Hi Guys, I was talking to someone who plows for U of T and he was telling me that they just got a new vehicle, I asked what it was and he said that they are leasing a Kubota tractor for 6 months with an 8611ss on it. He said they pay about $3000 a month. I didn't know you could do this and am going to look into it for next year if I can get it cheaper. I think it makes sense if you don't want to have a plow vehicle sit around all summer. What do you guys think? Does anyone else do this? It sounds expensive, but that includes insurance, the plow, and repairs.

Thanks,

Jon


----------



## T-MAN (Jan 9, 2001)

I dont think it includes repairs not covered under warranty, just maint. 
$3000 is very high for a monthly rate for a machine like that. I would have to believe you could easily buy a machine, make payments, insure it, and pay to maintain it for less then that, or not much more. Thats 18000.00 a year out the window.
Plus I doubt the plow came with it, so you still need to spend 6000.00 out of pocket for a plow as well. 
One thought on the Kubota is they are very slow at top end, so moving from site to site on the road driving it may eat up alot of time as well. 
If you could use it for green work with large mowers it might pay to just purchase it, and get snow work out of it as well.
If you were dedicated to one site I would Personally lease a loader for that and run a 20' box on the front. You would definatly move alot of snow much quicker and save on labor, and have the ability to load trucks for removal.
For snow work only its tough to beat a loader's production rates.
Todd


----------



## cet (Oct 2, 2004)

Their are a lot of companies out their that lease their summer equipment out for winter work. Generally it would be a back-hoe or a skid steer. I am in Newmarket and some of the local companies will give you a back-hoe for $10,000 for the winter. You need to provide your own pusher box. This is for 400 hours and anything over that you pay for each hour used. I think if you sit down and crunch the numbers you might as well buy one. If they are making money then so can you. This is from Dec. 1 to Mar. 31 so you might get caught with an early or late snowfall.


----------



## Pristine PM ltd (Oct 15, 2005)

Thanks for the advice, it sounded ok at first, but you are right that it will get pricey fast. 

Thanks,

Jon


----------



## crazymike (Oct 22, 2004)

Are you planning on doing heavy snow removal with this or just light personal use?

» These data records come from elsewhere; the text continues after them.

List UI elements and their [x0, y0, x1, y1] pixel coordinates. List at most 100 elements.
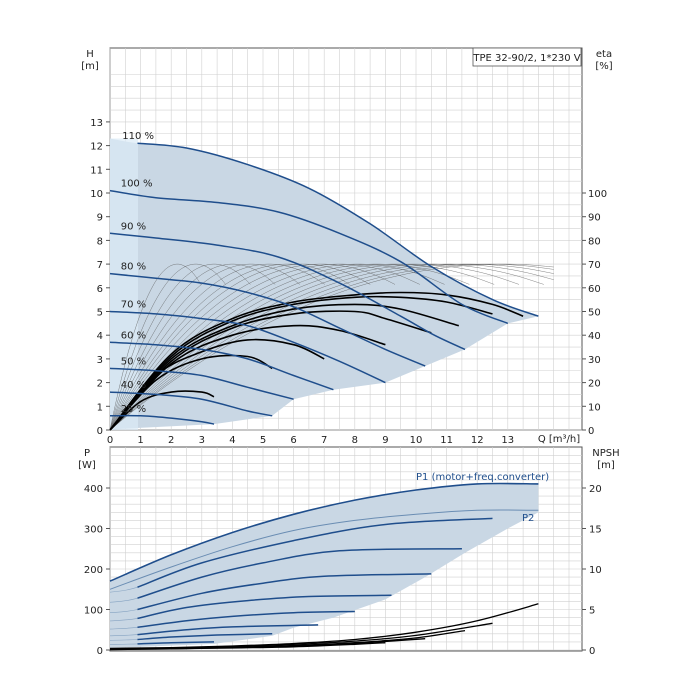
eta-axis-unit: [%]	[595, 61, 612, 72]
eta-tick-label: 30	[588, 355, 601, 366]
q-label-bg	[537, 431, 581, 444]
head-tick-label: 11	[90, 165, 103, 176]
head-axis-unit: [m]	[81, 61, 99, 72]
flow-tick-label: 12	[471, 435, 484, 446]
head-tick-label: 1	[97, 402, 103, 413]
power-curve	[137, 548, 462, 599]
flow-axis-label: Q [m³/h]	[538, 434, 580, 445]
eta-tick-label: 80	[588, 236, 601, 247]
flow-tick-label: 4	[229, 435, 235, 446]
head-axis-label: H	[86, 49, 94, 60]
efficiency-thin-curve	[109, 263, 520, 431]
npsh-curves	[109, 603, 539, 651]
speed-curve-label: 110 %	[122, 131, 154, 142]
eta-tick-label: 70	[588, 260, 601, 271]
head-tick-label: 8	[97, 236, 103, 247]
head-panel: 110 % 100 % 90 % 80 % 70 % 60 % 50 % 40 % 25 % 0…	[81, 47, 613, 446]
power-tick-label: 200	[84, 565, 103, 576]
flow-tick-label: 10	[410, 435, 423, 446]
power-curve	[137, 517, 493, 588]
head-tick-label: 6	[97, 284, 103, 295]
efficiency-thin-curve	[109, 263, 396, 431]
power-curves	[109, 482, 539, 645]
npsh-curve	[109, 642, 386, 651]
p1-curve	[109, 482, 539, 582]
p2-curve	[109, 509, 539, 590]
chart-title: TPE 32-90/2, 1*230 V	[472, 53, 580, 64]
speed-curve-label: 25 %	[121, 404, 146, 415]
power-curve	[137, 594, 392, 620]
flow-tick-label: 9	[382, 435, 388, 446]
power-panel: 0 100 200 300 400 0 5 10 15 20 P [W] NPSH [m] P1 …	[78, 446, 620, 657]
power-curve	[137, 633, 273, 641]
efficiency-curve	[109, 338, 325, 431]
power-curve	[137, 624, 319, 636]
npsh-tick-label: 0	[589, 646, 595, 657]
speed-curve-label: 70 %	[121, 300, 146, 311]
eta-axis-label: eta	[596, 49, 612, 60]
title-box	[472, 47, 582, 67]
head-tick-label: 4	[97, 331, 103, 342]
npsh-axis-unit: [m]	[597, 460, 615, 471]
efficiency-thin-curve	[109, 263, 554, 431]
power-tick-label: 300	[84, 525, 103, 536]
speed-curve	[109, 189, 509, 325]
speed-curve	[109, 310, 386, 384]
head-tick-label: 5	[97, 308, 103, 319]
speed-curves	[109, 142, 539, 425]
flow-tick-label: 8	[352, 435, 358, 446]
efficiency-thin-curves	[109, 138, 554, 431]
head-tick-label: 0	[97, 426, 103, 437]
efficiency-thin-curve	[109, 263, 301, 431]
head-tick-label: 7	[97, 260, 103, 271]
p2-label: P2	[522, 513, 534, 524]
speed-curve	[109, 232, 466, 351]
flow-tick-label: 5	[260, 435, 266, 446]
power-curve	[137, 573, 432, 611]
flow-tick-label: 6	[290, 435, 296, 446]
speed-curve	[109, 272, 426, 367]
eta-tick-label: 10	[588, 402, 601, 413]
power-axis-ticks: 0 100 200 300 400 0 5 10 15 20	[84, 484, 602, 657]
flow-tick-label: 3	[199, 435, 205, 446]
efficiency-curve	[109, 390, 215, 431]
head-tick-label: 3	[97, 355, 103, 366]
speed-curve-label: 100 %	[121, 179, 153, 190]
efficiency-thin-curve	[109, 263, 350, 431]
p1-label: P1 (motor+freq.converter)	[416, 472, 549, 483]
flow-tick-label: 1	[137, 435, 143, 446]
speed-curve	[109, 391, 273, 417]
efficiency-curve	[109, 291, 524, 431]
efficiency-curve	[109, 295, 493, 431]
npsh-tick-label: 20	[589, 484, 602, 495]
power-tick-label: 0	[97, 646, 103, 657]
speed-curve-labels: 110 % 100 % 90 % 80 % 70 % 60 % 50 % 40 % 25 %	[121, 131, 154, 415]
speed-curve-label: 60 %	[121, 330, 146, 341]
power-tick-label: 400	[84, 484, 103, 495]
efficiency-thin-curve	[109, 263, 251, 431]
head-tick-label: 9	[97, 213, 103, 224]
efficiency-curve	[109, 324, 386, 431]
head-tick-label: 12	[90, 142, 103, 153]
power-axis-label: P	[84, 448, 90, 459]
speed-curve-label: 80 %	[121, 262, 146, 273]
eta-tick-label: 90	[588, 213, 601, 224]
speed-curve	[109, 341, 334, 391]
speed-curve	[109, 367, 294, 400]
npsh-axis-label: NPSH	[592, 448, 619, 459]
flow-tick-label: 13	[501, 435, 514, 446]
efficiency-curve	[109, 354, 273, 431]
speed-curve-label: 50 %	[121, 356, 146, 367]
power-tick-label: 100	[84, 606, 103, 617]
efficiency-thin-curve	[109, 263, 325, 431]
efficiency-thin-curve	[109, 263, 226, 431]
flow-tick-label: 11	[440, 435, 453, 446]
efficiency-curve	[109, 310, 432, 431]
speed-curve-label: 90 %	[121, 221, 146, 232]
speed-curve-label: 40 %	[121, 380, 146, 391]
eta-tick-label: 20	[588, 379, 601, 390]
speed-curve	[109, 414, 215, 425]
head-tick-label: 2	[97, 379, 103, 390]
head-envelope-edge	[110, 138, 138, 431]
speed-curve	[137, 142, 539, 317]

I'm a dealer out of whitby who deals in Jinma and Foton. I can sell you a 30-35hp tractor with loader and 1 year warrenty on parts for around $10,000. In the summer I will also be getting in some 82HP w/ cab heat/ac in the $25,000 range. Perkins engine.

I will be putting an 82HP tractor in to commercial use next winter which will be the test. So far they have held up good but I market them as personal use. That will be the test wether or not to market them commercially.

I also carry backhoes for the tractors, as well as backhoe loaders with cummins brand new, under $100,000. Aswell as I can order a range of small dozers and excavators. Everything is EPA approved.


----------



## MIDTOWNPC (Feb 17, 2007)

*crazy mike in whitby*

Mike send me your info in an email. I wouldnt mind talking to you about some equipment needs for next year.

EMAIL

[email protected]
Attention: Dean Mandzuk


----------



## killed300ex (Apr 29, 2004)

sounds really pricy to me. I was looking at getting a kubota l48 loader this past summer i found them for under 40k so in 2 years of renting a machine for 6 months you could just about buy a loader backhoe and plow and have it 12months out of the year. Sounds like someone is making some good payup 
Evan


----------